Justin Turner ma za sobą tylko rok w Europie, ale nie jest postacią anonimową w Orlen Basket Lidze. Przed rokiem miał grać w Czarnych Słupsk, ale ostatecznie jakoś nie trafił do właściwego samolotu i w Polsce się nie pojawił.
Za to Amerykanin zagrał w II lidze hiszpańskiej. W barwach Ourense Baloncesto rozegrał 21 meczów, w trakcie których wypracował średnie: 14,3 pkt, 2,4 zbiórki i 3,0 asysty. II ligi hiszpańskiej nie należy się obawiać, bo to rozgrywki na solidnym poziomie. Stamtąd trafił do Torunia w poprzednim sezonie Goran Filipović i okazał się jednym z najlepszych rozgrywających naszej ligi.

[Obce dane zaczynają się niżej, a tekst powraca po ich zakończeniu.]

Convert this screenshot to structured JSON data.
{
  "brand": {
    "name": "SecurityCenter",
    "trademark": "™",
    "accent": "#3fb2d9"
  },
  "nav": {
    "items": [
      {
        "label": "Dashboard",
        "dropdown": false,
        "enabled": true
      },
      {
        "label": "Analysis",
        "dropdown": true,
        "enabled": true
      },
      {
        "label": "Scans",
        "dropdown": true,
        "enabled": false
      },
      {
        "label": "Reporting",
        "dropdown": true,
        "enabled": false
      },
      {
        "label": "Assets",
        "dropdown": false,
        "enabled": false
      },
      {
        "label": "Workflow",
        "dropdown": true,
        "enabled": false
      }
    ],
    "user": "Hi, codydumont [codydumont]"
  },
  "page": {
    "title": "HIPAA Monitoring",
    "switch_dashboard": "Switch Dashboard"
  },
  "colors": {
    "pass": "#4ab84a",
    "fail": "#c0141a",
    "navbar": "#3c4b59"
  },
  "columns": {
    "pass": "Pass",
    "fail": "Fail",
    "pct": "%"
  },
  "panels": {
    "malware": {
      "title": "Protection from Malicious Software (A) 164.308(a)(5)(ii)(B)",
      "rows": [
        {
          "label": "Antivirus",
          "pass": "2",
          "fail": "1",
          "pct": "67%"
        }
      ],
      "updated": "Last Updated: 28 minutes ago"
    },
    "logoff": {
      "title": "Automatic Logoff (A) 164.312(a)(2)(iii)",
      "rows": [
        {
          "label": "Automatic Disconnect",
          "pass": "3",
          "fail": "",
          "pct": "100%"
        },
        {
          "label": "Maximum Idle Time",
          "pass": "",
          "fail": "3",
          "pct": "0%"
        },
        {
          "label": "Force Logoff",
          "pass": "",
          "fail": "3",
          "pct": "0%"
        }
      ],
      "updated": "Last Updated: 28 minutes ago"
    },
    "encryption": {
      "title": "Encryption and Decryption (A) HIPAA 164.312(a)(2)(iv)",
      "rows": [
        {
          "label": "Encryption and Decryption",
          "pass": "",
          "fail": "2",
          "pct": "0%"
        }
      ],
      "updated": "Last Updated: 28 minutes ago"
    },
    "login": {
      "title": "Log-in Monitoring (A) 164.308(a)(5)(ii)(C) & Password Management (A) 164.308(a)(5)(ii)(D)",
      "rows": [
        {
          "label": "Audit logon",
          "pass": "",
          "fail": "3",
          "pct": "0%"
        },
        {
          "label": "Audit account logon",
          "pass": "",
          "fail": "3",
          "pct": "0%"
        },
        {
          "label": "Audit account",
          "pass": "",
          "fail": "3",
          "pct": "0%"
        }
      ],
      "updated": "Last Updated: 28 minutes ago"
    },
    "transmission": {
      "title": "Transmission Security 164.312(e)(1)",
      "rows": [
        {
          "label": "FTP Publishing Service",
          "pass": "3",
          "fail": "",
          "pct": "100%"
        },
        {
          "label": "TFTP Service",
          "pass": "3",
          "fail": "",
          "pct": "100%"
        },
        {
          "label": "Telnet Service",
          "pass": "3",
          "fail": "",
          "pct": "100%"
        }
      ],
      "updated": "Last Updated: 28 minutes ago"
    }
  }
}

O dużej wartości Turnera jest przekonany Selcuk Ernak: - JT jest bardzo utalentowany koszykarsko, a przy tym także skromny. Swoją grą sprawia, że niektóre rzeczy wydają się bardzo proste. Ma dużą łatwość w zdobywaniu punktów, umie także kreować grę dla siebie oraz pozostałych zawodników. Myślę, że nasze ambicje oraz jego cele spotykają się we właściwym czasie. Wierzę, że dzięki temu dobrze wpasuje się w nasz zespół - mówi szkoleniowiec Anwilu.
To pierwszy obcokrajowiec na pokładzie włocławskiej drużyny. Ważne kontrakty w Anwilu Włocławek mają Kamil Łączyński, Luke Petrasek i pozyskany niedawno z Ostrowa Krzysztof Sulima.